With a mature core business Walmart is attempting to find ways to extract more value out of its wide reach through their majority owned financial technology company Hazel, now called ONE after acquiring two other startups. This new company will focus on capitalizing on Walmart’s reach of 1.6 million U.S employees and 100 million weekly shoppers to offer a singular platform for customers to spend, save, borrow. The goal is to offer financial services to underbanked/low-income people who often times already shop at Walmart to save money. It will be interesting to see if this starts a wave of startup mergers/acquisitions as healthy startups or established companies see opportunities to pick up these companies for cheap due to recession fears limiting new capital.

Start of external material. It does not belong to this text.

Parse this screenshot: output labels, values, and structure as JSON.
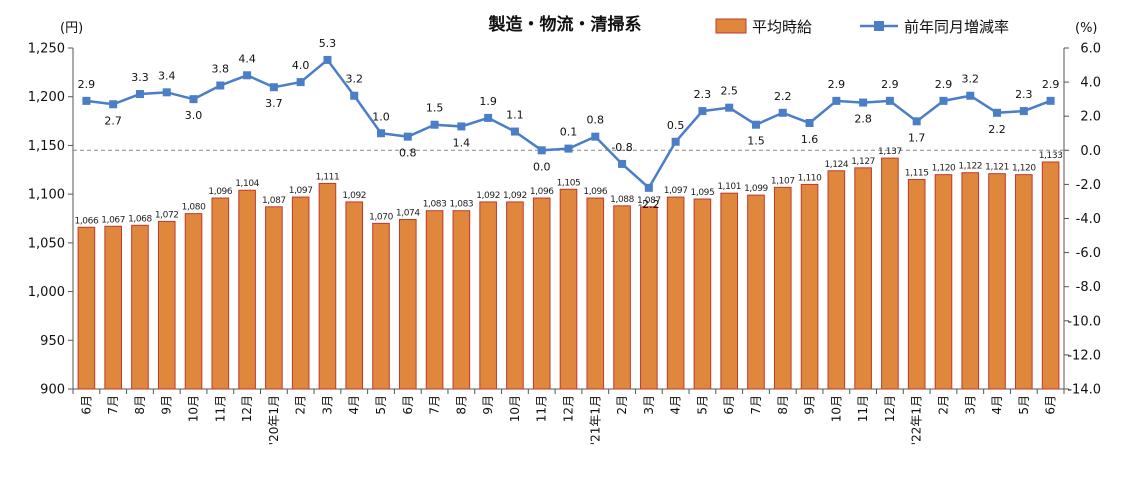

Despite recession worries and warnings from industry leaders/experts, foundry companies continue aggressively expanding their manufacturing footprint. This has especially been prevalent with Taiwan Semiconductor Manufacturing Co’s competitors (in this case Global Wafers) who are looking to take advantage of the rising trend in the U.S of keeping semiconductor supply chains local in order to take market share. The U.S only produces 10%-12% of the world’s microprocessor chips down from 40% in earlier years forcing the U.S to rely on imports. With the rapid expansion of semiconductor manufacturing in China and COVID showing the fragility of supply chains there is a rampant demand for new foundries in the U.S with congress offering incentives to many of these incoming foundries. The inflow of all this capacity in the next three to five years could cause an unbalancing of supply and demand potentially forcing much of this capacity to be underutilized or closed down. While secular growth trends will keep semiconductor demand growing long-term the industry is highly volatile and adding new capacity with the headwind of a potential recession could prove fatal for these companies.